A: We have been able to balance Nissan’s Green Program with energy consumption. As a result, we are the leaders in economized energy consumption for every vehicle assembled and we are even more competitive than our plants in Japan. A significant percentage of the energy we consume comes from renewable sources. In the case of Aguascalientes’ A1 Plant, Nissan’s biggest manufacturing complex in Mexico, around 66% of the electricity consumed comes from renewable energy and the rest from combined cycle plants using clean fuels like natural gas. Within the 58 plants of the Renault-Nissan Alliance worldwide, Nissan Mexicana is the only one that incorporates biogas generated from a landfill. The waste-to-energy project falls under the self-supply scheme, and the three parties involved are the city council that manages the landfill and is certified to ISO 14000, a UK developer called ENER-G, with the technology and experience, and Nissan, which acted as the off-taker and provided the financial support for the project.

Q: What are the rising concerns of Nissan Mexicana as an AAA off-taker considering the upheaval in the energy market?

A: We began to seek energy alternatives besides the electricity provided by CFE in 2007. In 2012 we introduced the first renewable energy that covered 5% of the needs of Aguascalientes’ A1 Plant, and in 2013, a great volume of energy was incorporated into the mix from the wind project located in Oaxaca. One of the factors we take seriously regarding renewable energies is the intermittency. When we compare renewables with other clean, traditional sources of energy, we realize that natural gas is rising in popularity and it is becoming incredibly competitive. There are many elements to consider when studying a project, such as intermittency, cost, location, and contract terms. Long-term contracts make Nissan Mexicana more competitive, however, given that the automotive industry is known to fluctuate, we has to consider that sometimes the energy that was purchased might not be consumed in the future. We are attentive to the promotion of the great potential of renewable energies by the authorities and the rising competition faced by the industry’s emerging players. Nissan Mexicana has had a positive experience with biogas, since this fuel does not suffer from intermittency, which makes it a very attractive energy source when compared to other traditional forms of energy.

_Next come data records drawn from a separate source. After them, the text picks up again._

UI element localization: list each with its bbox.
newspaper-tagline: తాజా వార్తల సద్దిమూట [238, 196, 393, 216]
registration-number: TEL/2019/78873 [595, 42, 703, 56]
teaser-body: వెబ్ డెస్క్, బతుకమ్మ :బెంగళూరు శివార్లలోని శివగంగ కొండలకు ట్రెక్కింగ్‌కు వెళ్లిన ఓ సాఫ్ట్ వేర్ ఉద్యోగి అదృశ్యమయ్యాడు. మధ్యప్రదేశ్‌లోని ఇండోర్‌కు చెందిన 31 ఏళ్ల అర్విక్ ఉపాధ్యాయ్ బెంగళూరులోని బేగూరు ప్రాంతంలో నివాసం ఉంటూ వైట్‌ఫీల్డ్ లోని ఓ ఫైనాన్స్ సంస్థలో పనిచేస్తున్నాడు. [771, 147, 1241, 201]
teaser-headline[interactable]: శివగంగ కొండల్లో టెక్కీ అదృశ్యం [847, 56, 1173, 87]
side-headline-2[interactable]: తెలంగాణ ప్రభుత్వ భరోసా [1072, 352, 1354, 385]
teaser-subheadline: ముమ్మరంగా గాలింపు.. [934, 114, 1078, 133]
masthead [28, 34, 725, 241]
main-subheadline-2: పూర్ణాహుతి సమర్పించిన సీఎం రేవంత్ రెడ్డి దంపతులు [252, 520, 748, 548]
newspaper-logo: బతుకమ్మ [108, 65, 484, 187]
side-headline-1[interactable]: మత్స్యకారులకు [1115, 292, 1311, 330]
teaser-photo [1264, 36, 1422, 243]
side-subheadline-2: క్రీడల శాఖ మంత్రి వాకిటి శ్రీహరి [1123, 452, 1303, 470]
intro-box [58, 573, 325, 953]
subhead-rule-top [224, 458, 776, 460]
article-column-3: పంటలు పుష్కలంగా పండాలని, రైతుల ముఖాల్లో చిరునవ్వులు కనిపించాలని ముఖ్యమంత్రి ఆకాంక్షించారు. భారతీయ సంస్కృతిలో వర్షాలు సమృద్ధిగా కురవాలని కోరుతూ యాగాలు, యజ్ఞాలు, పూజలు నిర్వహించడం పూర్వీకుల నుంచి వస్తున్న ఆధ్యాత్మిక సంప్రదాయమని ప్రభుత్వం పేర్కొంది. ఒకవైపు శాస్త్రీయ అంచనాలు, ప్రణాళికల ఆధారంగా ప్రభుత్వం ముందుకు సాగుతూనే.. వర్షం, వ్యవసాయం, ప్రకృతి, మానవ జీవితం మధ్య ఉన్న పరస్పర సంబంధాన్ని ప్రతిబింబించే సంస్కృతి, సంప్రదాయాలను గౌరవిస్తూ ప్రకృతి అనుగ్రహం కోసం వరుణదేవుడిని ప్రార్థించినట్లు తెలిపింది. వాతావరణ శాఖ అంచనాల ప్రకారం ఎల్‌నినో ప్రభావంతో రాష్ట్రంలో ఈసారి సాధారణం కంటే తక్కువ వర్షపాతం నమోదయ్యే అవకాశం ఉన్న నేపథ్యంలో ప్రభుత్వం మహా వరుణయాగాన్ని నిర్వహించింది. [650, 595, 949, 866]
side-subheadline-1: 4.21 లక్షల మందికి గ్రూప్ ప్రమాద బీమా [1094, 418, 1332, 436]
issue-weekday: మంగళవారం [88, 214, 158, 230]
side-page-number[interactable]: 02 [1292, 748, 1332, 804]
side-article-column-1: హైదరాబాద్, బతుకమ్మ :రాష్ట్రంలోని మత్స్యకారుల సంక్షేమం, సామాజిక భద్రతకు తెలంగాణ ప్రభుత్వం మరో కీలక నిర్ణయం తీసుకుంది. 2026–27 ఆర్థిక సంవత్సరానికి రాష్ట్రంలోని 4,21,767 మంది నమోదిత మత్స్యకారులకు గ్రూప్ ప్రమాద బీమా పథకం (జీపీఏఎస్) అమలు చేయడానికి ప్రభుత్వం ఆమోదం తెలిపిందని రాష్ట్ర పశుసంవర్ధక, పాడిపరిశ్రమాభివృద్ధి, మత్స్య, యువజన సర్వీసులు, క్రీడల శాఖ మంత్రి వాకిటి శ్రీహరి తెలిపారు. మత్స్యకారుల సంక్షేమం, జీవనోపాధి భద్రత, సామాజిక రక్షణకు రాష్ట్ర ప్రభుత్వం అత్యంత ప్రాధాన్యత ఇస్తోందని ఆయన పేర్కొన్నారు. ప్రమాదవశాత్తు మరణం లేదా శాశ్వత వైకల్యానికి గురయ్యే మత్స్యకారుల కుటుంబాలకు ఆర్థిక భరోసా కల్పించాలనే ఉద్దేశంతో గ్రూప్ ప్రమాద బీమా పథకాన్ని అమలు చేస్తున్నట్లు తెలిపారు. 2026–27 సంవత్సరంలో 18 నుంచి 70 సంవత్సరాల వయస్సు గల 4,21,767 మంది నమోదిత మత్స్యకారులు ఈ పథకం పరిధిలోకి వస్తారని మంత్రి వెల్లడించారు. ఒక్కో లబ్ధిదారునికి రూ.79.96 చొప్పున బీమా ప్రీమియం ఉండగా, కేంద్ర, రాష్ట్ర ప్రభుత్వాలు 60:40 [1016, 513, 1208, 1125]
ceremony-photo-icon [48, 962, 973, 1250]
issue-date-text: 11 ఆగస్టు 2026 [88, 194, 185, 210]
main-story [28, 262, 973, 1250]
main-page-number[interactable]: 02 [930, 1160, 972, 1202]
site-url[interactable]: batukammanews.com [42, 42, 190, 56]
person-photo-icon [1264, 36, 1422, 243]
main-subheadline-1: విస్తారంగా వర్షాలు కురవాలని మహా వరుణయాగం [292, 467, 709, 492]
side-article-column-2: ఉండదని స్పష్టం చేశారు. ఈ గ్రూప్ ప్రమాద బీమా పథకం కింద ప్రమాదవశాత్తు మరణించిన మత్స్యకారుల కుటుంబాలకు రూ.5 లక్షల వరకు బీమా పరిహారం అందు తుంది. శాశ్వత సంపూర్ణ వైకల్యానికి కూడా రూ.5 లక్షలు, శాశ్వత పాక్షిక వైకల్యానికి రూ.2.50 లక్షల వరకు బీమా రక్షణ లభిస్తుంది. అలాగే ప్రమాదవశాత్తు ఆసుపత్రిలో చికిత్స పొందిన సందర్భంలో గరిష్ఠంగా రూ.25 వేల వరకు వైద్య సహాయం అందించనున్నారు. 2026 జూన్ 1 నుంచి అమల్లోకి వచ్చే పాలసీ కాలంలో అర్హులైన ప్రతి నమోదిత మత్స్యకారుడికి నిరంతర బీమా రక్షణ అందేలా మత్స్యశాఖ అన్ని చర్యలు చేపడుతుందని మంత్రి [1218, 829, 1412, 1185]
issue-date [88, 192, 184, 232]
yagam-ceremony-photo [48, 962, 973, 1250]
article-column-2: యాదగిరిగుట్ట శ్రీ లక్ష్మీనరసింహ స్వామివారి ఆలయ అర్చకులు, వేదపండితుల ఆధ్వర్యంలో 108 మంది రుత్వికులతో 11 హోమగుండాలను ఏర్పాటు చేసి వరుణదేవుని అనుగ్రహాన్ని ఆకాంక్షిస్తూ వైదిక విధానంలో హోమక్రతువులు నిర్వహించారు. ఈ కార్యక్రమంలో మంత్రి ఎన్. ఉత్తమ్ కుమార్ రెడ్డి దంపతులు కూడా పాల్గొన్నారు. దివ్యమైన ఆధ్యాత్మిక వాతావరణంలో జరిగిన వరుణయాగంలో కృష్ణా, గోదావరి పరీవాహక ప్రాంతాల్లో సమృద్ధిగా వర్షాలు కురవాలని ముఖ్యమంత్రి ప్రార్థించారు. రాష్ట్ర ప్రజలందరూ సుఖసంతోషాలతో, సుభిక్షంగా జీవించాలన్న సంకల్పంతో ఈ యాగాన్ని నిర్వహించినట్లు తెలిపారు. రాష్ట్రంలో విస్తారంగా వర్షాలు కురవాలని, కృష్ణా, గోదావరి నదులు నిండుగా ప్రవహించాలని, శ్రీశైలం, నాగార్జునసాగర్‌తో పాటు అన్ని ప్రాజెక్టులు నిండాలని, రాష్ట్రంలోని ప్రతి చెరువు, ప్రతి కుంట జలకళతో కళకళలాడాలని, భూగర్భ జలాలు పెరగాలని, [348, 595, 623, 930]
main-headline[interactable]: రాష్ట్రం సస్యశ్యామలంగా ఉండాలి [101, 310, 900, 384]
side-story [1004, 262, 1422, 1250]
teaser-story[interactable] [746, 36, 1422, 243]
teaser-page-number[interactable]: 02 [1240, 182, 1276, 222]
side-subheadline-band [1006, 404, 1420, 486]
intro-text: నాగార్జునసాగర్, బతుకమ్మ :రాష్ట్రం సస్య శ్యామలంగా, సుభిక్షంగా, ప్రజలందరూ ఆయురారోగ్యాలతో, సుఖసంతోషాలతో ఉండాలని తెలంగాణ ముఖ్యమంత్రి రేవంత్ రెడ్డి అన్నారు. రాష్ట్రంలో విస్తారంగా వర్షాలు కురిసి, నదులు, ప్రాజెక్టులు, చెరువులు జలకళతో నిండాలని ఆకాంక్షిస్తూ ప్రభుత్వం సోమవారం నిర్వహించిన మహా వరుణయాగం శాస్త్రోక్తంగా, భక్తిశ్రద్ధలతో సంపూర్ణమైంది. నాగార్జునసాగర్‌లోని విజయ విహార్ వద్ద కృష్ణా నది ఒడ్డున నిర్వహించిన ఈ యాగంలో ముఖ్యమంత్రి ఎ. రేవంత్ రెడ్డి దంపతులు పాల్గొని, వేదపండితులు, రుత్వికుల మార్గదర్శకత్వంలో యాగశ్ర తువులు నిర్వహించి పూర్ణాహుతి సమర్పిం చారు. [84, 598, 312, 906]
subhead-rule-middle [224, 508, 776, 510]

Q: What steps did Nissan Mexicana take in order to align its manufacturing processes with sustainability practices?

A: Nissan Mexicana is the global benchmark in water and waste management strategies. The plants in Mexico take the lead by assembling vehicles using less water, although this depends on the production volume. For instance, Aguascalientes’ A1 Plant uses 1m3 of water per vehicle assembled, while Aguascalientes’ A2 Plant uses 1.4m3, and the CIVAC plant uses 1.5m3. In order to achieve sustainability, there must be a balance between green practices and economics, so as less waste is generated and resources are better managed, costs are immediately lowered and competitiveness increased. It is through the implementation of water and waste management strategies and renewable energies that Nissan has been able to increase its competitiveness and stand out from the crowd.